House Bill 2354 will give law enforcement more time to investigate auto theft by extending the statute of limitations from three years to six years for trafficking in stolen vehicles and auto parts, according to a House Democrats media release.
“This bill will help dedicated law enforcement officers complete their investigations on complex auto theft rings, which often times take years to solve because tracking down the stolen parts can be a very lengthy process,” said state Rep. Tina Orwall, D-Des Moines, the bill’s prime sponsor.
While the value of stolen auto parts reduced about 20 percent from 2010 ($3,595,547) to 2011 ($2,887,935), auto theft and trafficking of auto parts continues to be a problem in the state.
In fact, last summer, the Seattle Times reported that auto theft rose 18.8 percent in the Seattle-Tacoma-Bellevue area in 2010 compared with 2009, and that, overall, auto thefts in Washington climbed nearly 10 percent over that same period.
“We need to give police the time to solve these crimes not only because of the complexity, but also because of the damaging effect car theft has on people," said Rep.
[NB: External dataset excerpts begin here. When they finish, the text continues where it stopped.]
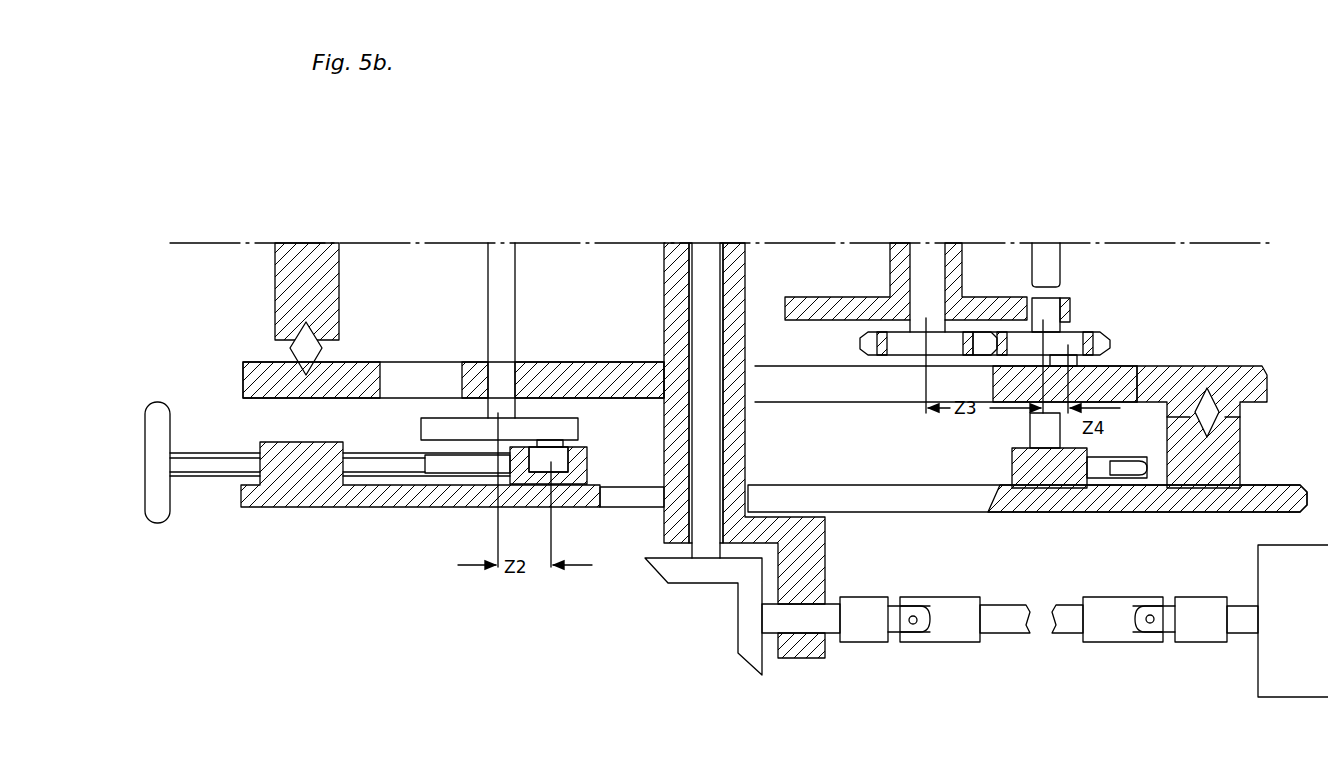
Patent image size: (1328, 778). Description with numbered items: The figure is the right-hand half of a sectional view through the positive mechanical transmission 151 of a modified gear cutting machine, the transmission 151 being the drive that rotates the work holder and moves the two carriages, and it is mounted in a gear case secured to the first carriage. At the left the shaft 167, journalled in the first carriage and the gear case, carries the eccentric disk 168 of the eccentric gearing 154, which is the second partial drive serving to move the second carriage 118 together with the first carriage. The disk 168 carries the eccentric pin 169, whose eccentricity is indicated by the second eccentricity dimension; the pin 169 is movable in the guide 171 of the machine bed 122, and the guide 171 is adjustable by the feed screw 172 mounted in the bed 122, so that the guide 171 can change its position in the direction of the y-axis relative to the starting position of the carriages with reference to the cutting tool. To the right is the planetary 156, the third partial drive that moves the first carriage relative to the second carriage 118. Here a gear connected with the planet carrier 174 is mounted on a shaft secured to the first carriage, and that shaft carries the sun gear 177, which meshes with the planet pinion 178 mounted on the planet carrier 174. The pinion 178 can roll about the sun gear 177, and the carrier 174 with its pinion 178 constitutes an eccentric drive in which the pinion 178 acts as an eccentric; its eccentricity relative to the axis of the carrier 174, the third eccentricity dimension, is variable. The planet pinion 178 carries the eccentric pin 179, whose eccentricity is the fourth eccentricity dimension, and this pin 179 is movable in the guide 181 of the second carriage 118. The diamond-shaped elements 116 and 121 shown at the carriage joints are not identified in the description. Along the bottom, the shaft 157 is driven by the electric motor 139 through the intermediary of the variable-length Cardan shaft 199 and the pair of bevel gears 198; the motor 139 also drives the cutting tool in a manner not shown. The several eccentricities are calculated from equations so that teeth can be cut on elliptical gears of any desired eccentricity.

The cutter/diamond element 116 is at (296, 349).
The second carriage 118 is at (1206, 380).
The cutter/diamond element 121 is at (1216, 420).
The machine bed 122 is at (482, 497).
The electric motor 139 is at (1264, 680).
The positive mechanical transmission 151 is at (624, 548).
The eccentric gearing 154 is at (414, 430).
The planetary 156 is at (1148, 290).
The shaft 157 is at (738, 490).
The shaft 167 is at (517, 306).
The eccentric disk 168 is at (562, 432).
The eccentric pin 169 is at (567, 473).
The guide 171 is at (578, 478).
The feed screw 172 is at (372, 470).
The planet carrier 174 is at (976, 302).
The sun gear 177 is at (906, 354).
The planet pinion 178 is at (1068, 340).
The eccentric pin 179 is at (1078, 380).
The guide 181 is at (1020, 382).
The pair of bevel gears 198 is at (693, 622).
The variable-length Cardan shaft 199 is at (1012, 634).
Katrina Asay, R-Milton, one of the bill’s co-sponsors. "For most people, a car is one of the biggest financial investments they will ever make and a theft can be devastating. People need to feel safe in their communities and this is an important step in the right direction.”
This legislation comes at a time when the Washington State Patrol's Stolen Vehicle Task Force has been reduced by 50 percent. With half the manpower gone, the extension of time provided by the bill will help ensure that officers have the resources they need.
Orwall’s measure will not change current sentencing guidelines, but it will help in the investigations of stolen property and will hold criminals accountable. Both the Washington Auto Prevention Task Force and the Washington Association of Sheriffs and Police Chiefs strongly support the bill.
The legislation has been sent to the Senate and is likely to be heard in committee this week.